Era preferirle pagarle o dejarle consumir gratis "para que no nos persiguiera", han declarado algunos empresarios víctimas de los abusos de este servidor público.

Era tal el control que el sheriff ejercía sobre la ciudad y los suyos que la Policía Local incluso intermediaba entre putas y proxenetas para el alquiler de las esquinas donde ejercer la prostitución.

Mientras todas esas cosas ocurrían durante años en Coslada, los poderes públicos miraban hacia otro lado. El sheriff se había hecho el dueño de la ciudad y de la vida de muchas personas gracias al miedo que infundía y a esa resignación tan hispana de considerar soportable lo que a todas luces choca contra la ley y los derechos más elementales de la gente.

Hace unos pocos días, un empresario canario declaró ante una juez que había sido convenientemente presionado por un político local para que, ante un concurso público, no siguiera adelante en su pretensión de denunciarlo ante la Justicia. El empresario se asustó entonces y convenció a los suyos para no incomodar al político. Tenían miedo de que cumpliera sus amenazas, quizás porque estaban al corriente de algún antecedente y porque son conocedores de que Canarias funciona así.

En sede judicial ese ciudadano ha dicho lo que hasta ahora se reservaba para las conversaciones privadas, lo que siempre ha sido un sordo clamor: el que no entra por el aro se tiene que marchar de Canarias.

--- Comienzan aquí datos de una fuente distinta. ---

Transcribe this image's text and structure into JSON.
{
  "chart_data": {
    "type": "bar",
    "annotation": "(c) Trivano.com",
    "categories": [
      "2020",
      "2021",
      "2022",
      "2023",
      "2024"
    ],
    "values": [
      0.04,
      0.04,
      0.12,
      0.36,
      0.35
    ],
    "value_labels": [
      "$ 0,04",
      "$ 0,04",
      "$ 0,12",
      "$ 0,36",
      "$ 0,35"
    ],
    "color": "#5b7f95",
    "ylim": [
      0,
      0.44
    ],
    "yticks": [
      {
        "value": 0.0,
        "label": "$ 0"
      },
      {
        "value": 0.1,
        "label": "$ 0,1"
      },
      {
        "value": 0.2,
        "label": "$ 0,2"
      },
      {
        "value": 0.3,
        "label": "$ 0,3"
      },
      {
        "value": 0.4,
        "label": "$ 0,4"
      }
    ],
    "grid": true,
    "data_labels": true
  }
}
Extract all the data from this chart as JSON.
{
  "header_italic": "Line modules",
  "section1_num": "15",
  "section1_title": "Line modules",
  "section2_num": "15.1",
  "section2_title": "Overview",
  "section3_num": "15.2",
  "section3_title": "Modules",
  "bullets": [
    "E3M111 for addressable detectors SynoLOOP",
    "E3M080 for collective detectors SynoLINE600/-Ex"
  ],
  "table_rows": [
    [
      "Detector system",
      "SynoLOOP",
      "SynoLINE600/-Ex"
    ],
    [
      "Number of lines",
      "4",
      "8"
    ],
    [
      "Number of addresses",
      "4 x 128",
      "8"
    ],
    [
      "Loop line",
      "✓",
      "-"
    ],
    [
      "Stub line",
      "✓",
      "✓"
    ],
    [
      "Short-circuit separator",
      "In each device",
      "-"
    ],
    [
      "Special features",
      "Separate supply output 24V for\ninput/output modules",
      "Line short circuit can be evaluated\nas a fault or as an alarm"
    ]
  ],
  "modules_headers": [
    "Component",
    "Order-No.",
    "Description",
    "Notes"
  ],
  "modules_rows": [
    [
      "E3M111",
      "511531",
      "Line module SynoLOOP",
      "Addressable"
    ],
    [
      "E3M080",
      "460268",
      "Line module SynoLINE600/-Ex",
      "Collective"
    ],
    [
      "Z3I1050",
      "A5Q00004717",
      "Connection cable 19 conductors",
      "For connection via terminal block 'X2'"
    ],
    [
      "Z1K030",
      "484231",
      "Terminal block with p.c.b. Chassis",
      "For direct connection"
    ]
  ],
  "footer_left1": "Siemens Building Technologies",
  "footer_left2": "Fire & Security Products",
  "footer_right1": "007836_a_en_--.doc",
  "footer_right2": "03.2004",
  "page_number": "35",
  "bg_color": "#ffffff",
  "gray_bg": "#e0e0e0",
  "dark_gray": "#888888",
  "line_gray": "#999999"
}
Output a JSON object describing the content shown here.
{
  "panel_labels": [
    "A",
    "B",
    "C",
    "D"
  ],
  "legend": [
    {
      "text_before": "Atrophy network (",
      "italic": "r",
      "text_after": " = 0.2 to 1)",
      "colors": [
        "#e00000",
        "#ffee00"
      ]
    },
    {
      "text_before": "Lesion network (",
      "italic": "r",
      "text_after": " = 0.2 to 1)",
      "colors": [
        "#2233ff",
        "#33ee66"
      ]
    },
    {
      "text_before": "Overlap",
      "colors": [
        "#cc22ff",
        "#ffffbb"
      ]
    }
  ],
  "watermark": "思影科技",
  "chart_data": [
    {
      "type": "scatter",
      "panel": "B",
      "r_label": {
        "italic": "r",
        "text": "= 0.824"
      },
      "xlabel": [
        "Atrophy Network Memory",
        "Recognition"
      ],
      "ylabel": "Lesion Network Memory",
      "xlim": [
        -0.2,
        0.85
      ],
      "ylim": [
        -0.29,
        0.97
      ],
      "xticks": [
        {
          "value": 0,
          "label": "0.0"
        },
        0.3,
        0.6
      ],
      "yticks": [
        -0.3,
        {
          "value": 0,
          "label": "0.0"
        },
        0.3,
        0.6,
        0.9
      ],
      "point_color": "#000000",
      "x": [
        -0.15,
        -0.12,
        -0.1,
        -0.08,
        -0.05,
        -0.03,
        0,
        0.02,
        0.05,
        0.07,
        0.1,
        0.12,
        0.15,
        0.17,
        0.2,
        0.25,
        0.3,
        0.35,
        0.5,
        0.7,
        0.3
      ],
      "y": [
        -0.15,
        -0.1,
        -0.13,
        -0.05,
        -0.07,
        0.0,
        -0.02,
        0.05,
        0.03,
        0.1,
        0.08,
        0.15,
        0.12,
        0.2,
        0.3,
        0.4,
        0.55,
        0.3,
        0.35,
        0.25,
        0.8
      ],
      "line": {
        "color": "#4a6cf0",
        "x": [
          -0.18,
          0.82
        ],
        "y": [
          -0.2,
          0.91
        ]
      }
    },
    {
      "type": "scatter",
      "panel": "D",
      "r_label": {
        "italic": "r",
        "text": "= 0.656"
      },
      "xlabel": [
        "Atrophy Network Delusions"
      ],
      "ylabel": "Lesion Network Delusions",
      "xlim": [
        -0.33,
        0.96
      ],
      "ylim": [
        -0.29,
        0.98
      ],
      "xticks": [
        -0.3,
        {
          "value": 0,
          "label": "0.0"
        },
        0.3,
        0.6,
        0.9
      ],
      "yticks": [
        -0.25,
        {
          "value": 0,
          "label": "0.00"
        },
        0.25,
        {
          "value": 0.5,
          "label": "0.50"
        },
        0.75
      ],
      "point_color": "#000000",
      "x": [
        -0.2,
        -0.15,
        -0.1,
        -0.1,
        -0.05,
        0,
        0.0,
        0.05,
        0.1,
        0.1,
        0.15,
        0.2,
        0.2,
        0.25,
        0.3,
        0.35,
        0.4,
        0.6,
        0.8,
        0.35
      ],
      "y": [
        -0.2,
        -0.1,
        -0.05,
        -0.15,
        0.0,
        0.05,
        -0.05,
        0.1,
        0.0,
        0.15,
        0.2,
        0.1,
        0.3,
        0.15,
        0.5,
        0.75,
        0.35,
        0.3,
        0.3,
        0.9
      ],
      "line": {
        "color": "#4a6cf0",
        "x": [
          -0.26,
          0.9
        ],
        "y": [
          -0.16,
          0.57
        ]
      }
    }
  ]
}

Falta que ahora hable el empresario del bocadillo y la cerveza en la barra del bar, el que pagaba para que no colocaran controles de alcoholemia a la puerta de su establecimiento, la señora del restaurante que tuvo que traspasarlo tras una visita del sheriff, los ciudadanos que han sido amenazados, pistola en mano, por el jefe o sus secuaces, o las putas que se cansaron de pagar 200 euros a la semana por una esquina.

De todos ellos hay ejemplos en Coslada. Y aquí.